Investors purchased shares in Global One under a private placement memorandum. The PPM claimed that investor money would be used to speculate in foreign currency inter-bank markets using a proprietary intra-day and weekly dealing model called Alpha One. One graph in the PPM depicts profits ranging from 6% to 10% between January 2000 and June 2006. Another graph shows that “Simple Cumulative Returns” were over 180% in client accounts during the same period. Overall, from August 2006 to February 2009, defendants claim that Global One never had a losing month. From inception through February 2009 the Fund claimed it had annualized returns of over 23%.

Bank records for the Fund however, failed to substantiate the claims in the PPM. During the SEC’s investigation, defendants produced records apparently from Deutsche Bank and LGT Bank. The records appeared to support the claims in the PPM. Both sets of records were fake, according to the SEC’s complaint.

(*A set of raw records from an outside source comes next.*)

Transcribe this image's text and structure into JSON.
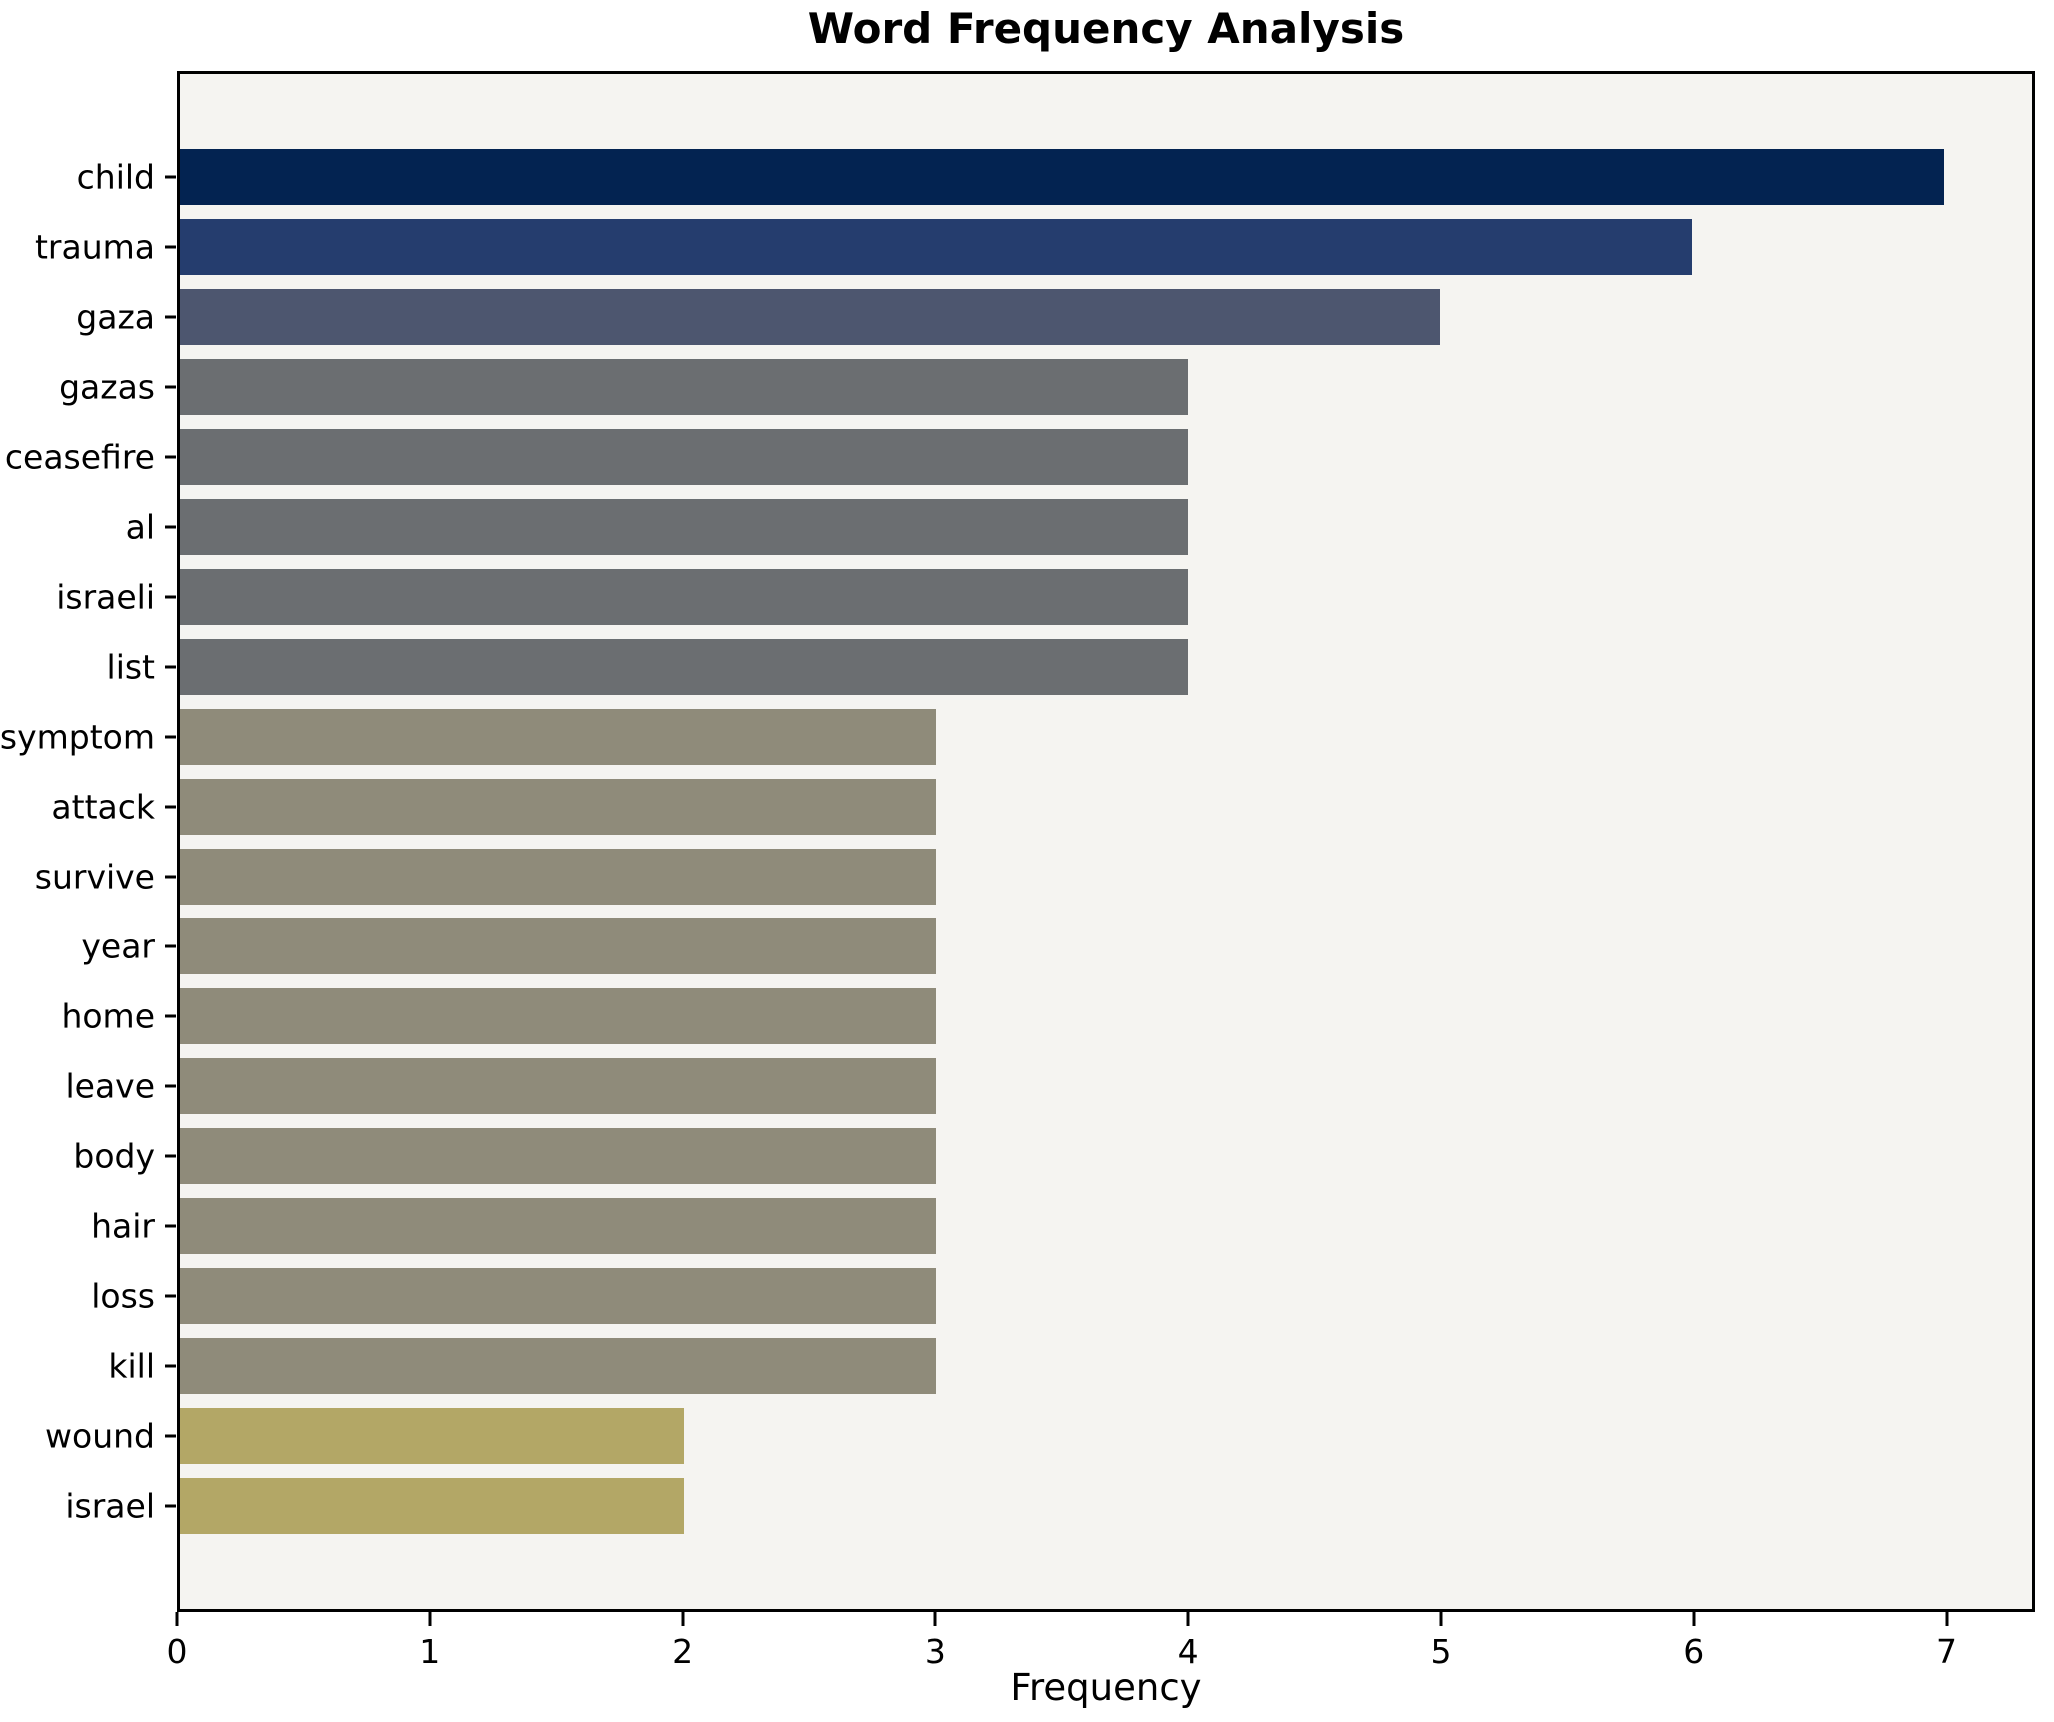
{
  "title": "Word Frequency Analysis",
  "chart_data": {
    "type": "bar",
    "orientation": "horizontal",
    "title": "Word Frequency Analysis",
    "xlabel": "Frequency",
    "ylabel": "",
    "categories": [
      "child",
      "trauma",
      "gaza",
      "gazas",
      "ceasefire",
      "al",
      "israeli",
      "list",
      "symptom",
      "attack",
      "survive",
      "year",
      "home",
      "leave",
      "body",
      "hair",
      "loss",
      "kill",
      "wound",
      "israel"
    ],
    "values": [
      7,
      6,
      5,
      4,
      4,
      4,
      4,
      4,
      3,
      3,
      3,
      3,
      3,
      3,
      3,
      3,
      3,
      3,
      2,
      2
    ],
    "bar_colors": [
      "#032351",
      "#253d6e",
      "#4d566f",
      "#6b6e71",
      "#6b6e71",
      "#6b6e71",
      "#6b6e71",
      "#6b6e71",
      "#8f8b7a",
      "#8f8b7a",
      "#8f8b7a",
      "#8f8b7a",
      "#8f8b7a",
      "#8f8b7a",
      "#8f8b7a",
      "#8f8b7a",
      "#8f8b7a",
      "#8f8b7a",
      "#b3a766",
      "#b3a766"
    ],
    "xticks": [
      0,
      1,
      2,
      3,
      4,
      5,
      6,
      7
    ],
    "xlim": [
      0,
      7.35
    ],
    "grid": false,
    "legend": "none",
    "plot_bg": "#f5f4f1",
    "figure_bg": "#ffffff",
    "spine_color": "#000000",
    "bar_height_fraction": 0.8
  }
}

Actual bank records establish that investor funds were not used in accord with the PPM. The funds were supposed to be 80% held in Swiss Banks and 20% in various other banks and brokerages. In fact, the funds were scattered about and commingled in various accounts.

The Commission sought and obtained an emergency asset freeze order. The case is in litigation.

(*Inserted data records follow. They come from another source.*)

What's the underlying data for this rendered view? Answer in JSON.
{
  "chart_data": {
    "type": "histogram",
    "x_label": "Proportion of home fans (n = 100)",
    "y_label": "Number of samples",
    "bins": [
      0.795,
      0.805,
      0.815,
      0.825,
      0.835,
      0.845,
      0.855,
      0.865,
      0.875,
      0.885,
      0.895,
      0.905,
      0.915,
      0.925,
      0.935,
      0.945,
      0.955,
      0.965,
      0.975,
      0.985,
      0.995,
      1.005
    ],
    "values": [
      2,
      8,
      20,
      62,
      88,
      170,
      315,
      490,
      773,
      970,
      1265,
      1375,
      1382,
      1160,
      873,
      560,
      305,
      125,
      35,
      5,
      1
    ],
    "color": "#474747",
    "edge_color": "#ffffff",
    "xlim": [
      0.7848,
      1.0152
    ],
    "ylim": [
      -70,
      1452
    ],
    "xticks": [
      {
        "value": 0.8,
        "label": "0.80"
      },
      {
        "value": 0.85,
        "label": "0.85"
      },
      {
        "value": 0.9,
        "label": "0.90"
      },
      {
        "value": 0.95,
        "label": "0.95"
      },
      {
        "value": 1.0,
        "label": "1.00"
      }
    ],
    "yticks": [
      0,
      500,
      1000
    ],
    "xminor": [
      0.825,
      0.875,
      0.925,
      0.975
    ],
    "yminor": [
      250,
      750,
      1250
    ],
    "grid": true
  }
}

Fake records, coupled with the identity of the defendants – a professor from a well-known university and an attorney/CPA – certainly helped induce investors to purchase shares. Fake bank records and the phony account statements sent to investors periodically also facilitated the fraud.

At the same time, this scheme has a common thread with many others: Investment returns that are not only better than those of most others, but which are incredible. Nobody wins every time. Everyone knows that. Yet such claims are a recurring theme in these cases. Every investor wants safety with good returns. What every investor needs to remember however is that when the returns are too good – like never losing through the worst market crisis in decades – then they probably are not true.